Okay, this is really interesting stuff. I am learning something usefull, which I will noodle through. But, when I am told I am not understanding something correctly, I go find out.
Sooooo..... I sent an e-mail to a respected pulmonary cardiologist, who is a pulmonary specialist/professor of medicine, and wrote a really great book some years back on the subject. I asked him the basic question orginally posed; i.e. "would you redescend if you blew a safety stop?". I further clarified my question to him in that you knew nothing about the diver, their repetitive dive history, depth, bottom time, nothing.

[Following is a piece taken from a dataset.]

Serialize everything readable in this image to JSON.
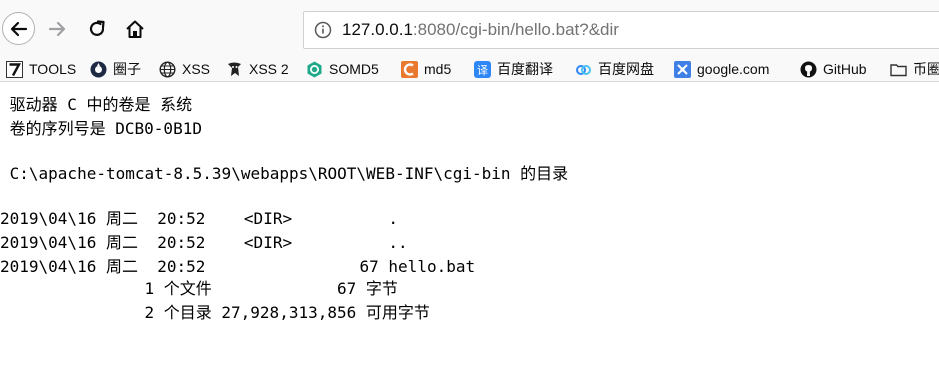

The responses were as follows (please note this is NOT a recommendation from a doctor, and I am answering this as a point of discussion, NOTHING MORE, and and offering this only as a point of discussion):
It is really two questions, involving in-water recompression:
1. When you miss a recommended safety stop,
2. When you have (or about to develope) the bends
1. A safety stop in recreational diving is recommended because it builds a margin of safety; by definition, in recreational diving (i.e. diving by the tables) you will not get bent without a safety stop. It is 'no-decompression' diving. So if you missed a safety stop, and are worried about it, no harm at all in going back down and recompressing. Your theory is correct; it is the same (physics-wise) as the chamber in terms of increasing the pressure.
2. If you miss a decompression stop that is built in because it is necessary to avoid the bends (i.e., by definition not
recreational diving), then you have a problem. The problem is that if you get acutely ill (pain or mental confusion or whatever) and go back down, you could drown. This is probably why the docs recommend not to go back down - if the diver is unstable in any way, it could be a disaster. Controlled recompression is theoretically much safer.
So to answer your question, going back down is a good idea if there is no threat of illness (bends) that would lead to possible drowning AND (I should add) you have enough air to stay down awhile. In the real world I imagine there might be a lot of confusion over these issues if a diver surfaces without a stop and he/she asks 'what should I do?' Best to know and be prepared ahead of time.
So, I think there is lots of discussion left on this issue, and no clear consensus in the medical field. But my original point was that the physics and gas law properties do not change, but as pointed out, the controlled enviroment of a hyperbaric chamber does.